Wikileaks, un risque pour toute démocratie

Stéphanie Fontenoy Publié le - Mis à jour le

International Entretien Correspondante aux États-Unis

Quelles vont être les conséquences de ces fuites pour la diplomatie américaine ?

Il y a certains nombres de points dans ces documents qui vont considérablement compliquer la diplomatie américaine dans les mois à venir. Premièrement, une partie de ces fuites exposent des propos tenus en privé. En réaction, on peut s’attendre à ce que les chefs d’Etat de pays étrangers, les diplomates, les fonctionnaires et les militants soient plus méfiants dans le futur et évitent de s’exprimer de manière candide face à des responsables américains. Deuxièmement, certaines personnes pourraient être menacées dans leur pays pour avoir parlé aux Américains. Cela va rendre le travail des Américains plus difficile.
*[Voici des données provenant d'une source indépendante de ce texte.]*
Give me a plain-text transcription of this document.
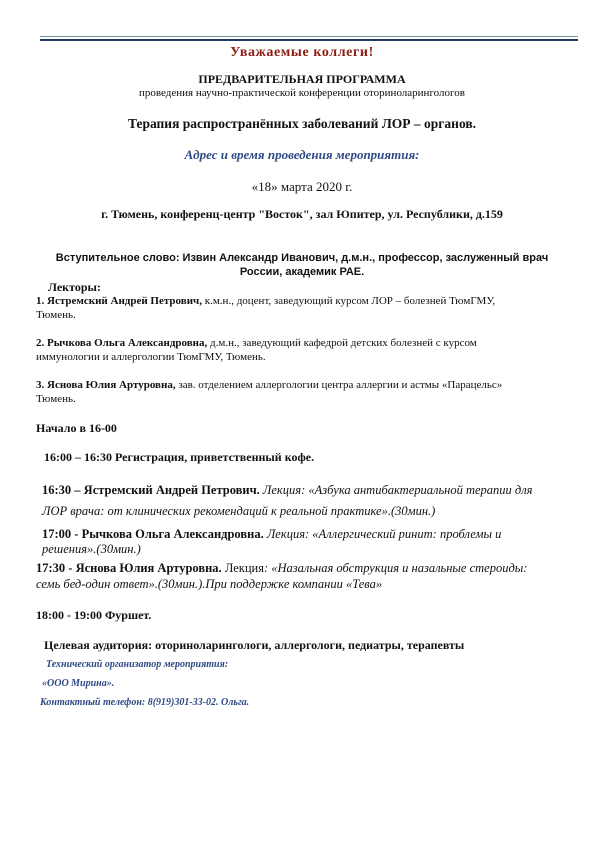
Уважаемые коллеги!
ПРЕДВАРИТЕЛЬНАЯ ПРОГРАММА
проведения научно-практической конференции оториноларингологов
Терапия распространённых заболеваний ЛОР – органов.
Адрес и время проведения мероприятия:
«18» марта 2020 г.
г. Тюмень, конференц-центр "Восток", зал Юпитер, ул. Республики, д.159
Вступительное слово: Извин Александр Иванович, д.м.н., профессор, заслуженный врач
России, академик РАЕ.
Лекторы:
1. Ястремский Андрей Петрович, к.м.н., доцент, заведующий курсом ЛОР – болезней ТюмГМУ,
Тюмень.
2. Рычкова Ольга Александровна, д.м.н., заведующий кафедрой детских болезней с курсом
иммунологии и аллергологии ТюмГМУ, Тюмень.
3. Яснова Юлия Артуровна, зав. отделением аллергологии центра аллергии и астмы «Парацельс»
Тюмень.
Начало в 16-00
16:00 – 16:30 Регистрация, приветственный кофе.
16:30 – Ястремский Андрей Петрович. Лекция: «Азбука антибактериальной терапии для
ЛОР врача: от клинических рекомендаций к реальной практике».(30мин.)
17:00 - Рычкова Ольга Александровна. Лекция: «Аллергический ринит: проблемы и
решения».(30мин.)
17:30 - Яснова Юлия Артуровна. Лекция: «Назальная обструкция и назальные стероиды:
семь бед-один ответ».(30мин.).При поддержке компании «Тева»
18:00 - 19:00 Фуршет.
Целевая аудитория: оториноларингологи, аллергологи, педиатры, терапевты
Технический организатор мероприятия:
«ООО Мирина».
Контактный телефон: 8(919)301-33-02. Ольга.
Ces divulgations révèlent-elles une faiblesse dans la sécurité américaine ?

Plutôt qu’une faiblesse, je dirais une vulnérabilité. Il existe un équilibre fragile entre le besoin de garder certaines informations secrètes mais aussi de les rendre accessibles aux gens qui en ont besoin. Si les mesures de sécurité sont accrues, moins de personnes ont accès à certains documents sensibles. Si elles sont abaissées, plus de gens y ont accès et un seul individu peut mal agir. Traditionnellement, ce genre de documents sont déclassifiés après 20 ans. C’est le jugement qu’un pays démocratique comme les Etats-Unis tient pour traiter ces informations secrètes. Julian Assange a décidé d’aller à l’encontre de ces principes démocratiques, mais les conséquences de ses actes vont être contraires à l’effet qu’il prétend produire.

Est-ce que cette fuite monumentale aurait pu se produire avant, pendant la présidence Bush par exemple ?

Oui, cela n’a rien à voir avec l’administration Obama. Une fois qu’il est possible de télécharger des centaines de milliers de documents sur une carte mémoire et de la glisser dans une poche, c’est quelque chose qui devait arriver. Cela n’aurait pas pu être possible il y a trente ans car il aurait fallu tout un camion pour transporter les dossiers. D’autre part, je ne pense pas que WikiLeaks oserait faire la même chose en Russie, en Chine ou au Pakistan, car les conséquences pour son fondateur pourraient être encore plus graves.

Les documents “top secrets” ne figurent pas dans les fuites, pourquoi ?

On pense que le soldat Manning n’avait pas accès à ces informations hautement sensibles. Seulement un petit nombre, environ 15 000 sur les 250 000 télégrammes dévoilés, sont classés "secrets". Le reste est de faible ou moyenne importance. Mais la raison pour laquelle ces télégrammes ne doivent pas être divulgués est qu’ils peuvent contenir des informations non vérifiées, des suppositions, des suspicions ou des rumeurs. Déverser toute cette matière brute est dangereux car le public la prend pour argent comptant.

Comment l’administration américaine peut-elle réparer les pots cassés ?

Ce sera vraiment difficile. Premièrement, l’administration doit prévenir les autres pays du contenu des câbles, ce qu’elle a fait. Deuxièmement, elle doit s’excuser pour les manquements de sa sécurité, ce qu’elle a fait également. Ensuite, elle doit redoubler d’efforts pour que ces informations ne soient pas aussi facilement subtilisées. Encore une fois, cela est un des risques liés à l’accès à la technologie dans nos sociétés démocratiques. Ce risque va devenir un problème récurrent, non seulement pour la diplomatie américaine mais aussi pour les autres pays.